INCONTRI A TEMA III EDIZIONE Martedì 4 maggio 2010 – ore 16,30

Avv.to Riccardo Ernesto Di Vizio – professore a.c. diritto penale Università di Cassino

ABSTRACT DELLA CONFERENZA:

La Costituzione, nell’art. 32 (che vieta i trattamenti sanitari obbligatori), e nell’art. 13, (che tutela la libertà personale), ed alcune leggi ordinarie (come la l. n. 833 del 1978, sul servizio sanitario nazionale) impone all’interprete di riconoscere l’esistenza, nel nostro ordinamento, del diritto del paziente ad essere informato in maniera esaustiva, con riferimento agli effetti di una determinata terapia.

È opportuno sottolineare che, in via principale, il diritto al consenso informato mira ad impedire al medico di sostituirsi al malato nella decisione sull’an, sul quando e sul quomodo (in sostanza sul da farsi) al fine di procedere per la guarigione o per il miglioramento del proprio stato di salute. Precisamente, si vuole tutelare la piena esplicazione sia del diritto alla salute, che del diritto all’autodeterminazione, con le conseguenti determinazioni in termini di risarcimento del danno dei due beni lesi.

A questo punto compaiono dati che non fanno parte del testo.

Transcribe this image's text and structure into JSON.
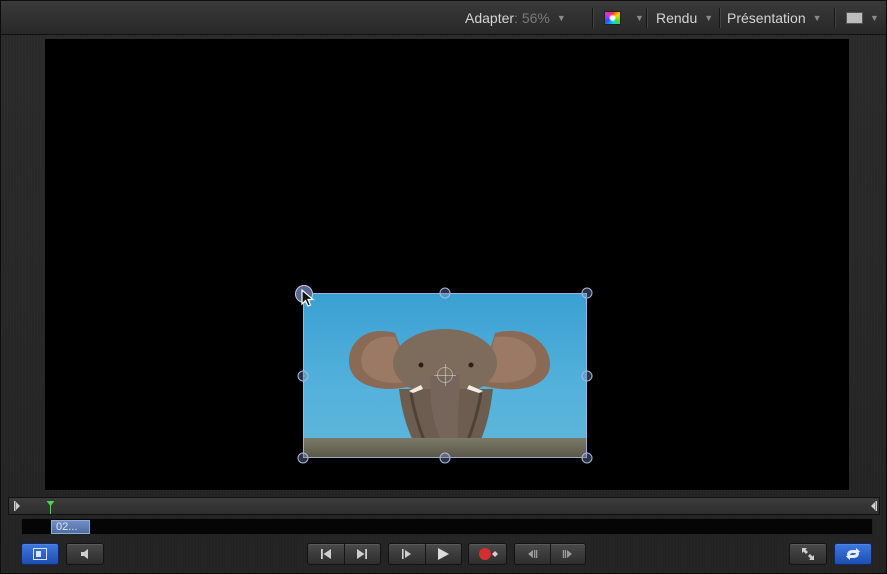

In relazione a quanto suesposto, l’orientamento giurisprudenziale prevalente ritiene che nell’ambito del contratto di spedalità rientrino, oltre alle prestazioni di diagnosi e cura, tutta una serie di prestazioni ulteriori, fra cui quella di raccogliere il consenso del paziente e, quindi, quella di fornire a quest’ultimo un ampio bagaglio informativo, parametrato anche alle capacità dello stesso, al fine di poter decidere consapevolmente in ordine ai trattamenti.

In quest’ottica, l’ampiezza dell’obbligo di informazione gravante sui sanitari, anche alla luce delle prescrizioni previste dal codice di deontologia sul punto, non può essere letto restrittivamente, limitandosi alla patologia alla base del ricovero. Nella specie, è stata ritenuta la responsabilità contrattuale dei medici, specializzati in urologia, che non avevano informato il paziente in merito ad una formazione tumorale emergente da una lastra effettuata durante il ricovero nel loro reparto.

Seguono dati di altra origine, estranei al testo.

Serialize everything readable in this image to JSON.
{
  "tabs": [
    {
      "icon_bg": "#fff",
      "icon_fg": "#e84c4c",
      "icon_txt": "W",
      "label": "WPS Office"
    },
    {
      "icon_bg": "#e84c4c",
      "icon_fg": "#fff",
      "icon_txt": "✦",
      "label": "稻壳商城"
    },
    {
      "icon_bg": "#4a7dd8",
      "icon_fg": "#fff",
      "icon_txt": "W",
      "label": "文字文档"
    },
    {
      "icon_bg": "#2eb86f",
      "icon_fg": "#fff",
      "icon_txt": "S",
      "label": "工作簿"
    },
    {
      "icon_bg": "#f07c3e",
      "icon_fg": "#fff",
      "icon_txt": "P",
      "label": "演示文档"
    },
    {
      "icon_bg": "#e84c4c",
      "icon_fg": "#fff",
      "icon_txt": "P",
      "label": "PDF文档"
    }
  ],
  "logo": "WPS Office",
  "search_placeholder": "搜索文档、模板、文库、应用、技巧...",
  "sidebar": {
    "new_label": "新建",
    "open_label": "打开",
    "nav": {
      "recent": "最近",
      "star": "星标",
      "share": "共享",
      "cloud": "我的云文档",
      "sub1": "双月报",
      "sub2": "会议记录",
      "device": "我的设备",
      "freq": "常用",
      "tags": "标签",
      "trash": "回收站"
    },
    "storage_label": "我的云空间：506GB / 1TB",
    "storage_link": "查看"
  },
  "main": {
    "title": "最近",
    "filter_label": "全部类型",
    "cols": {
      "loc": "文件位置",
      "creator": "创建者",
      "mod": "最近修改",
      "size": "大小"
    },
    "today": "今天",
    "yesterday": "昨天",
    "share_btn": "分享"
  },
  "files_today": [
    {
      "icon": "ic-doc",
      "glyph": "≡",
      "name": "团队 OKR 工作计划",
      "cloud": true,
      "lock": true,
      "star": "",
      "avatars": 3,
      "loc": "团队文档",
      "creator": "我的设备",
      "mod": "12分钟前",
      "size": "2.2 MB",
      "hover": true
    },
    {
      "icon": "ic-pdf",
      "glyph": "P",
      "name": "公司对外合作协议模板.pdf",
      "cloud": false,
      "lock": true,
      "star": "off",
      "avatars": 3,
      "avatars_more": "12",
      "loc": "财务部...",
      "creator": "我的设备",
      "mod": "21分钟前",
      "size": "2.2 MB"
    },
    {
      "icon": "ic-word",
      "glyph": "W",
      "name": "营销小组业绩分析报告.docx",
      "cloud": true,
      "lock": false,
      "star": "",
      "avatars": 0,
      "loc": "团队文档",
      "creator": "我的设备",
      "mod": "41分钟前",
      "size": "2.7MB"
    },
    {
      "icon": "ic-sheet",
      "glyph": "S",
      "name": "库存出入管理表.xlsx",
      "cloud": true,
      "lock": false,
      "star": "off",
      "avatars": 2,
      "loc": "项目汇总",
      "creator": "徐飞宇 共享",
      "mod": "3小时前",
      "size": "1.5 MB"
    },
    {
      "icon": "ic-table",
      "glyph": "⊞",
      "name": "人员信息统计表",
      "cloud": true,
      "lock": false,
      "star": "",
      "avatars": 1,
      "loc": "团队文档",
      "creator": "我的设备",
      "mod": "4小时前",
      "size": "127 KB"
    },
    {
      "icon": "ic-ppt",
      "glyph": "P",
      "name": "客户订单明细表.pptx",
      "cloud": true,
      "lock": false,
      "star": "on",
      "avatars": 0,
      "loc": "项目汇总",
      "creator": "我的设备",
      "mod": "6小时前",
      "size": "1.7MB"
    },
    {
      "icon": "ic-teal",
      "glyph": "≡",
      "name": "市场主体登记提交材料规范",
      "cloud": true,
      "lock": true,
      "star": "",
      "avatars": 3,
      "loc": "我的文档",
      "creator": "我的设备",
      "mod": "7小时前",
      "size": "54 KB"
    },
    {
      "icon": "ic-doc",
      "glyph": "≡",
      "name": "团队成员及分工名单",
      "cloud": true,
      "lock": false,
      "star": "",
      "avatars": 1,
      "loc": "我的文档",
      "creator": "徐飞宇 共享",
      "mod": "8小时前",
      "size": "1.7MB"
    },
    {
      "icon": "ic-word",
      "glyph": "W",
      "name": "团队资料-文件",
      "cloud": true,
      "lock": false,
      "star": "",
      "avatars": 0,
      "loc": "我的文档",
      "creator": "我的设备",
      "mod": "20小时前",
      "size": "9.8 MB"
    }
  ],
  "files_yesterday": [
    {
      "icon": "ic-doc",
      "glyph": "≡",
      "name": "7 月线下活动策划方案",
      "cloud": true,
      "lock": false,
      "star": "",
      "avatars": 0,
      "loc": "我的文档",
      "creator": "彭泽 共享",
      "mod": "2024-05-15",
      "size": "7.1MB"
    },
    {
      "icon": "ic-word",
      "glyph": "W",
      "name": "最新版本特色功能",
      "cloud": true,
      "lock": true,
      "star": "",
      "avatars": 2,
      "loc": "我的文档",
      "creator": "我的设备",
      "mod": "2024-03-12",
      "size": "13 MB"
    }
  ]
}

Dall’analisi del contenzioso in materia, si rileva che l’ampiezza e i modi di tutela del diritto al consenso informato cambiano, a seconda della terapia in concreto rilevante, nel senso che, ad esempio, se si tratta di operazioni non necessarie, come quelle estetiche, o se si tratta di patologie del feto, ebbene in entrambi i casi il metro di valutazione sull’osservanza del diritto è molto rigoroso. Ciò in quanto nel primo caso viene in evidenza la superfluità dell’intervento, mentre nella seconda ipotesi il rigore deriva dalla considerazione, di ordine statistico, per cui le donne, una volta informate della patologia fetale, in altissima percentuale decidono di abortire.

Per altri profili, la Cassazione si è attestata su posizioni che, in alcune occasioni, risultano formalistiche, poiché privilegiano il dato documentale dell’apposizione della firma, in calce a documenti che spesso consistono in semplici moduli prestampati In senso opposto, invece, si fa gravare sul sanitario la prova di aver fornito tutte le informazioni necessarie.